I went in the kitchen to go make us both a coffee, then all the thoughts reappeared in my mind, causing me to lose my train of thought on the drinks.
He's actually in my house. He's literally in the other room. How do I act? Should I act different now that this is in my house? Does that even make any sense?
"Everything okay in there?" I heard him call. I immediately snapped out of it. Shit. He must of noticed the silence here from in there.
"Yeah, all good" I replied, pretty believably.
I, again, just decided to ignore my overthinking. Its pretty cliché to say, but maybe actually being myself might just work - if my cringey ass doesn't drive me crazy.I finished making our coffees and brought them in, handing him his.
"I hope that's how you like it. I should've asked actually. I dont usually make drinks for other people" I said, laughing a little at my own honesty.
He took a sip of his and hummed a satisfied 'mmm' sound.
"Its perfect, thanks" he smiled. I instinctively smiled back at his contagious happiness, a little relieved that things were already going smoothly.
I sat down beside him and went to drink mine.
"I really like you as company to be honest" he said, breaking a small silence between us.
"Really?" I asked.
"Yeah"
"Why?"
He looked up, studying my face, that was gazing back at him the same way.
"Just something about you..." he said, dragging out the 'you' as his eyes darted between mine. Were we leaning closer to eachother? What was happening?
He quickly blinked and turned his head back down to look at his mug.
"I dunno, it's weird" he shrugged.
"Huh" was all I could bring myself to say, as I too turned my head back down to look at the floor, both ammused and confused by what had just happened.
There was a little silence between us after that. I even felt a little tension...but what kind of tension? I couldn't figure it out but i just decided I'd let it linger.He looked up and yawned, stretching his arms in the air.
As he brought his hands back down his slowly landed one on my thigh, that wasn't covered as I was wearing shorts.
It made me jump, and at the same time he quickly removed his hand and began to scratch his head awkwardly.
"Uhh sorry about that" he muttered as he sipped his coffee, his eyes focused straight ahead of him, avoiding my eyes in order to try and make the situation less awkward than it was.
Meanwhile, my face was burning red as what just happened was processing through my head.
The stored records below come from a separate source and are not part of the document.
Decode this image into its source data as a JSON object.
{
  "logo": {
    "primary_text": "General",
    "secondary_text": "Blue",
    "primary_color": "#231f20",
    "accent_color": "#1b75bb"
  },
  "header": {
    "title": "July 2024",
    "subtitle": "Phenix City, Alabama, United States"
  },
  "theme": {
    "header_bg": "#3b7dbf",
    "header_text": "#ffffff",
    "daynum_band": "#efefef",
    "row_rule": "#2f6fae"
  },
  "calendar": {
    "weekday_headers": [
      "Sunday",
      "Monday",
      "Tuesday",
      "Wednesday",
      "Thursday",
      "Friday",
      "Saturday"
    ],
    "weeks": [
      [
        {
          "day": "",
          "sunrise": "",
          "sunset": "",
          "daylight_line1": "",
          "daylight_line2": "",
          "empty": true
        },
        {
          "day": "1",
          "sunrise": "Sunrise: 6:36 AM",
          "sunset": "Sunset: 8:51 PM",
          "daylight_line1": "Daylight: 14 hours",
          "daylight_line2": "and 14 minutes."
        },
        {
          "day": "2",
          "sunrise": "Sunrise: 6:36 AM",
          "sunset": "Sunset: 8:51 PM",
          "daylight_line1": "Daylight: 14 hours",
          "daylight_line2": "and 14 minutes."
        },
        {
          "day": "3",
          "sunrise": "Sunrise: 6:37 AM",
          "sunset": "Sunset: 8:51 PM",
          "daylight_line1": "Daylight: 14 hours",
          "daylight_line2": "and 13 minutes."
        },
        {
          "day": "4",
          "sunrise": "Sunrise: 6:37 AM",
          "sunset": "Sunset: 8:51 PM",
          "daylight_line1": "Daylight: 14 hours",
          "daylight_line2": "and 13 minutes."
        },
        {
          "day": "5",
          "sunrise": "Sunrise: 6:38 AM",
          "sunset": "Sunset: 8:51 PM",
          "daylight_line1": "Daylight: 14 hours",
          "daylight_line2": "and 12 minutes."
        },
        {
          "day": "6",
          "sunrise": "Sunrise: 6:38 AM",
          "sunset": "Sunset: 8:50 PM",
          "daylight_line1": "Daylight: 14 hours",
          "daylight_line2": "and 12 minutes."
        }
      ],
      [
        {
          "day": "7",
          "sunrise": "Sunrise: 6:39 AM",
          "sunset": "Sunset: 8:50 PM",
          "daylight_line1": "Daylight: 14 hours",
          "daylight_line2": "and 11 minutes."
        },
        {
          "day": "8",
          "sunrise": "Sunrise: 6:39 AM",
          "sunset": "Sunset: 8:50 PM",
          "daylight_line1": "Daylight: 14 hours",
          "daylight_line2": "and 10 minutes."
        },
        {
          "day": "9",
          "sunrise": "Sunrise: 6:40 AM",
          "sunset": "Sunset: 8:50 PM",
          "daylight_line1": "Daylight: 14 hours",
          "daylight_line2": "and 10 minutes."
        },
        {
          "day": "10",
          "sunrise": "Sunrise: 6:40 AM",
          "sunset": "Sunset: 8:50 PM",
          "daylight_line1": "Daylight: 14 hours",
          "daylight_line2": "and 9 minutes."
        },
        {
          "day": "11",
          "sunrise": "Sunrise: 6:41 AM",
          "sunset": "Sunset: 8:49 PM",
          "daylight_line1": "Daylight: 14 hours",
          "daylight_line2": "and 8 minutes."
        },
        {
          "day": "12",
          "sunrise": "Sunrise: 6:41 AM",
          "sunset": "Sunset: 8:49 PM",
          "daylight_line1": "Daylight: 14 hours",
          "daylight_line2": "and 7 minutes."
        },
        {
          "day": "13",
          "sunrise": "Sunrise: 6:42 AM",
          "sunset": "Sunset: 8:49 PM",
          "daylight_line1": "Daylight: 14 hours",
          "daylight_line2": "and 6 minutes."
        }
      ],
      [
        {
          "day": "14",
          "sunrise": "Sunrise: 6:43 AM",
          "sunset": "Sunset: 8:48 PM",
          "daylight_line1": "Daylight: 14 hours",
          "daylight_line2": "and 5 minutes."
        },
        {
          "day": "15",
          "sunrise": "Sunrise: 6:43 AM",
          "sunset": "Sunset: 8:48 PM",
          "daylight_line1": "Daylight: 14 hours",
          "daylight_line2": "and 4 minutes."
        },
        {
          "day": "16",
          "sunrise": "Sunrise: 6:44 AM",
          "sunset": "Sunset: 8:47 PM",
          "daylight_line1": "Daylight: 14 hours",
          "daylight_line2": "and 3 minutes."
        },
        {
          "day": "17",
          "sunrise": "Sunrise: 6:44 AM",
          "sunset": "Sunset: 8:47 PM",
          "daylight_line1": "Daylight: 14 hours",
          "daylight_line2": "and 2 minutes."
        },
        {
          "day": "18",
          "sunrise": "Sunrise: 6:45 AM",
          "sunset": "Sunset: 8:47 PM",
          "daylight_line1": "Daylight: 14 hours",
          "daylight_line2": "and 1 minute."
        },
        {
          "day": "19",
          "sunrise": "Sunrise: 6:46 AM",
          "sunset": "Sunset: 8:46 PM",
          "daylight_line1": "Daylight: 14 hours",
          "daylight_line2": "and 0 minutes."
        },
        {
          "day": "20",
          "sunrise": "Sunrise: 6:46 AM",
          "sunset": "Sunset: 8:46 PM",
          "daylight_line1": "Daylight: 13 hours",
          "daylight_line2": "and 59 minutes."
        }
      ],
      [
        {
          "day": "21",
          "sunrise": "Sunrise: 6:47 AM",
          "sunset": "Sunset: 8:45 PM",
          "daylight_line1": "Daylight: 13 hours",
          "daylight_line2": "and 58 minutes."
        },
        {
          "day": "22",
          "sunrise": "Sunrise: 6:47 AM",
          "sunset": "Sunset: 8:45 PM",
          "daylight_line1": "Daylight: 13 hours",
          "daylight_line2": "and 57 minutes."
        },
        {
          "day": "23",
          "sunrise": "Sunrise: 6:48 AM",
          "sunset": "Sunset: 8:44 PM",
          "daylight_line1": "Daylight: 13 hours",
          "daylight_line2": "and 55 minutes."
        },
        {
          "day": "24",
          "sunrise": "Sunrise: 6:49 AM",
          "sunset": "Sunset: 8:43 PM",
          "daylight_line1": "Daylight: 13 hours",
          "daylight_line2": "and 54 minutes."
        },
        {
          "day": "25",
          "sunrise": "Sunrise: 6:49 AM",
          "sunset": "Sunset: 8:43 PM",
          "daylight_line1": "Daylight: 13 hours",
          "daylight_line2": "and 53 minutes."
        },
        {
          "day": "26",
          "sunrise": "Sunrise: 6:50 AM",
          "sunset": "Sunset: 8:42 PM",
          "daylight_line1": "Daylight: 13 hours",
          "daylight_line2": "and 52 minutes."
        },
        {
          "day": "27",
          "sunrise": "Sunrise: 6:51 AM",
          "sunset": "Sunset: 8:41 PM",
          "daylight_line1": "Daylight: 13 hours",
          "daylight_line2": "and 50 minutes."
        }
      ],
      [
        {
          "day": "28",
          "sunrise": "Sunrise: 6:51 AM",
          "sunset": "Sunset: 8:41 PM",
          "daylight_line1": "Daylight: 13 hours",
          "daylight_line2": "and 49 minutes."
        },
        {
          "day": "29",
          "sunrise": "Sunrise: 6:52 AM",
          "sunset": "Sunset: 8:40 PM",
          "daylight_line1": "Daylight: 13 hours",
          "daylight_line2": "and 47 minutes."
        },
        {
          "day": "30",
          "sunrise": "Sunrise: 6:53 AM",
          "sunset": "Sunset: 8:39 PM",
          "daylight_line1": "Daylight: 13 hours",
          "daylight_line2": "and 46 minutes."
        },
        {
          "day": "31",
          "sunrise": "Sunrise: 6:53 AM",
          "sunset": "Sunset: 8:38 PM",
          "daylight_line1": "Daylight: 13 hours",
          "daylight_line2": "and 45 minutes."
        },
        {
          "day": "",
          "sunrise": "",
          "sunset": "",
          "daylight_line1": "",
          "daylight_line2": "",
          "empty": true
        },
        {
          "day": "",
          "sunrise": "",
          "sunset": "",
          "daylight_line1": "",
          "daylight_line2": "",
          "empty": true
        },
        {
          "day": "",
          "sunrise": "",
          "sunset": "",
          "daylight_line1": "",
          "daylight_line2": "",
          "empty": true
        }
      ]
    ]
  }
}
It was driving me crazy, I was trying not to breath too heavily.
I didn't really know how to respond to him, either.
I remembered what I was thinking about earlier, that I should just be myself, but after taking that into consideration I realised that that would mean I'd have to admit that I actually liked what just happened.
It was weird even to admit to myself.
"Mind if I use your bathroom real quick?" He asked.
"Y-yeah. Yeah, sure. Sure" I stuttered like an idiot.
He nodded as he got up, still avoiding my eyes, and turned out the room to head upstairs.
As soon as his footsteps sounded quieter as he walked away, I let out a deep breath that I didn't even know I was holding.
Holy shit.
Im so confused.
He was definitely awkward because he was worried about how I felt about that little situation, but truth be told, I liked it.
The way his cold hand contrasted with my warmer thigh, even if it was for like a second, sent a weird fire through my body, but in a good way.
Am I supposed to tell him this? Should I? Would it make thinks less awkward, or even worse? The overthought thoughts would stay lingering in our minds if I didn't. Besides, it's all part of me being myself anyway.
Shit, I'm really doing this huh? Okay, fuck.
I'd wait for him to come downstairs and sit back down, first.